Rogers parks him by the couch and starts pulling things out of the bags-colorful bottles and boxes, mostly. “You were still asleep, and it was quicker this way. I just went to the CVS two streets over for more supplies.”
Loki is shaking again and he hates it, hates Rogers, hates himself. “They could have come while you were gone,” he says, and instead of coming out angry his voice sounds so damned small and why can’t he stop himself from showing all this vulnerability, over and over again, when he knows Rogers won’t respond to it in any way Loki can use to keep himself safe?
“It was only for 19 minutes,” Rogers says, but he has that considering look again that Loki cannot read and does not understand, and after a moment he adds almost gently, “HYDRA doesn’t know we’re here. We weren’t followed. I checked.”
And there is nothing Loki can say to that, nothing that will not simply emphasize his own powerlessness and the sickening realization that he has already begun to trust Rogers. He cannot, cannot allow his weakness to make him so stupid.
Rogers waits a moment for Loki to respond; when no reply is forthcoming, he shrugs and picks up one of the brightly colored bottles-red, next to blue and green, and most likely the colors are significant, but Loki cannot imagine how and Rogers offers no explanation. Instead he unscrews the cap and sticks a long, thin tube inside, like a much larger version of the little tube Loki used to drink his milk last night. He brings the bottle to Loki, again balancing it on the wheelchair’s arm and helping Loki work out a way to hold it.
Loki lowers his head and sucks tentatively at the tube as Rogers goes back to the kitchen. The liquid, when it hits his tongue, is strange-neither pleasant nor unpleasant, with an oddly salty edge to its artificial sweetness.
“Gatorade,” Rogers says. For himself, he unwraps a sandwich.
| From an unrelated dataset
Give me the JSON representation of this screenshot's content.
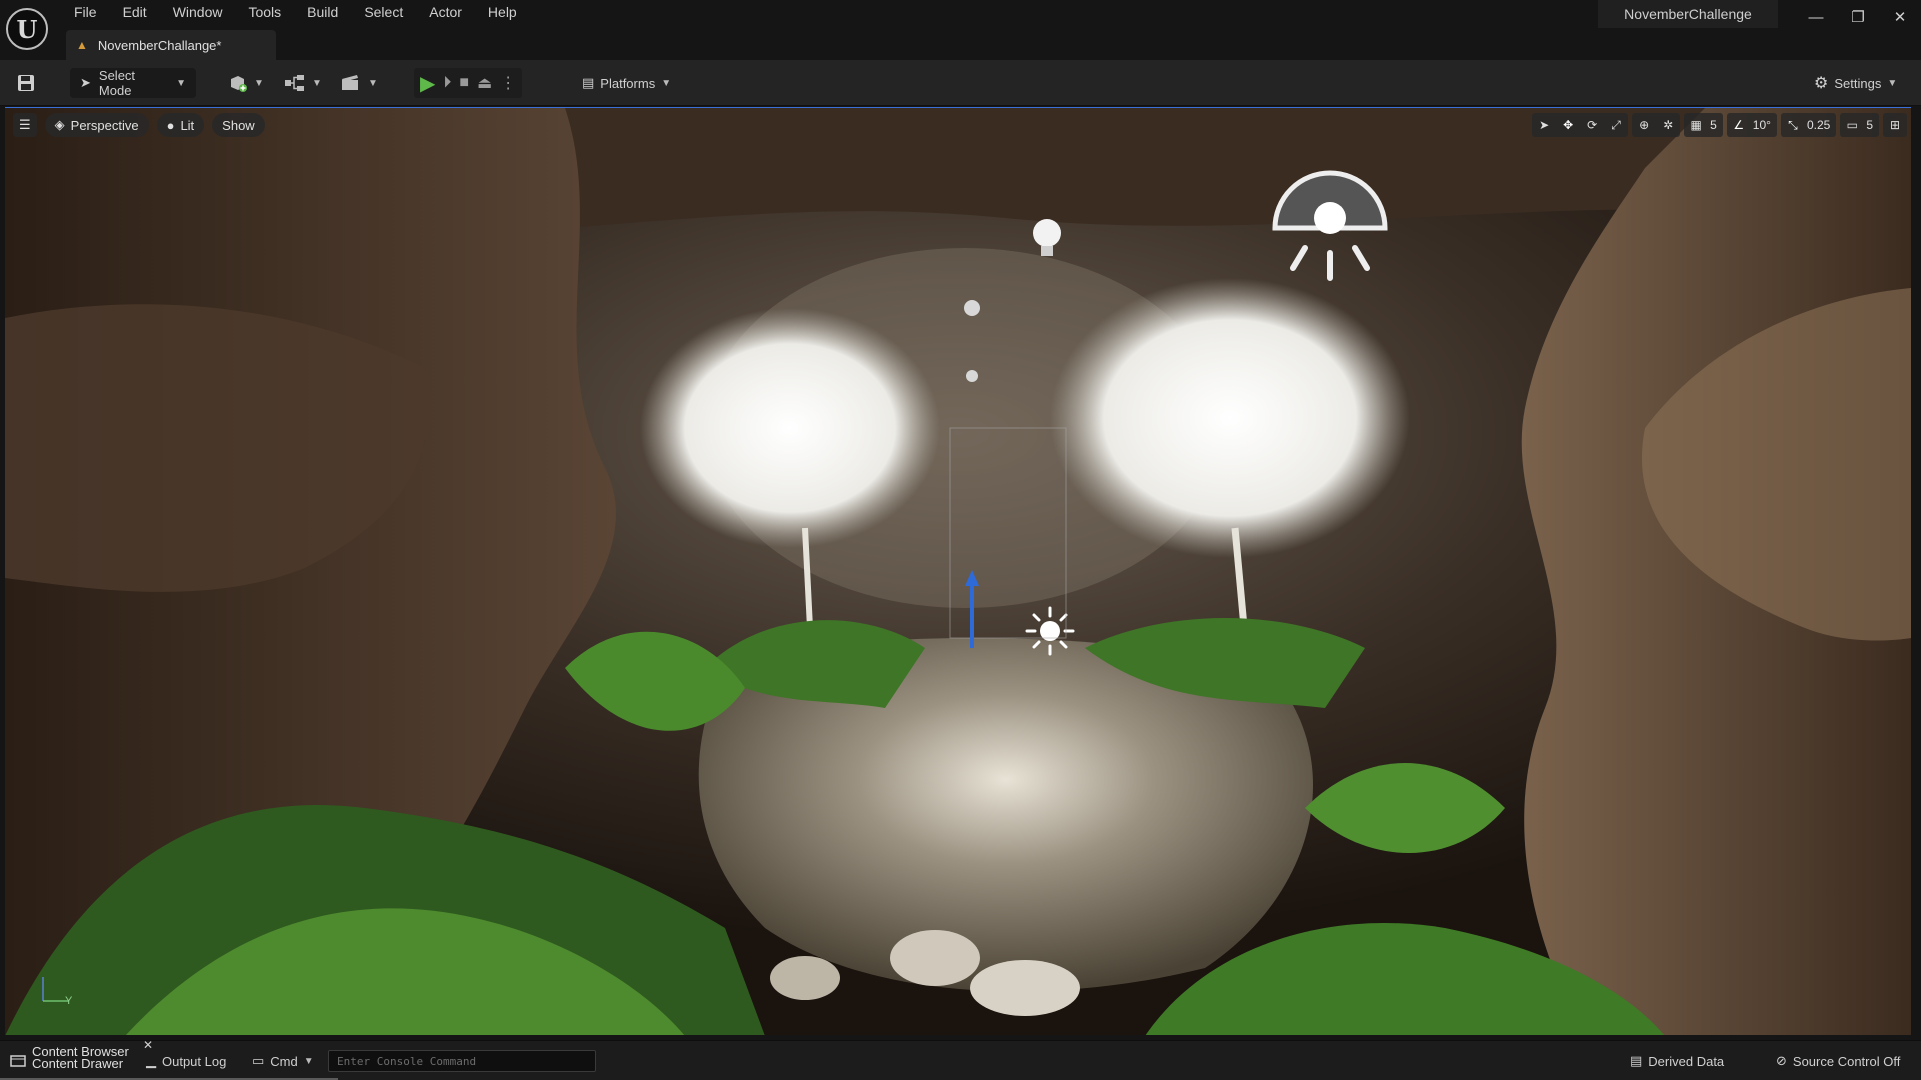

Loki can see from here that the lettuce is wilted and the meat is some disgusting Midgardian thing processed beyond all recognition, and in that moment he cannot imagine wanting anything more. “Help replenish your electrolytes.”
Loki is not sure what that means and does not especially care, not when he can see real food he cannot eat. “Do you suppose,” he says, acidly polite, “that at some point I will be permitted food I will actually be required to chew?”
Rogers leans against the counter, studying him again. “What do you know about refeeding syndrome?”
Nothing, at least by that specific term, although under the circumstances he can guess. “Enlighten me.”
“Somebody’s malnourished or starving and you give them too many nutrients their body can’t handle anymore, the shock can actually kill them. Lot of people released from Nazi concentration camps died right afterward because US soldiers fed them without knowing any better. Died smiling, sometimes.”
“That’s a very specific piece of knowledge,” Loki observes, because if he has to feel unsettled and on edge, at least he can make Rogers feel the same.
Rogers blinks at him, momentary incomprehension shifting into the look of someone who’s just missed a step in the dark, and it’s oddly unsatisfying. He’s almost relieved when he can actually see Rogers set the question aside. “Point is, I don’t know if that kind of thing would affect you or not, especially with whatever IV drip they had you on, and I’m not a doctor. I figured it was smartest to start simple.”
Well, he cannot really argue that point, and there is nothing to be gained by a snide comment about the validity of what Rogers does or does not consider “smart.” Loki sighs through his nose and goes back to his drink, trying to ignore how strongly it tastes of chemicals.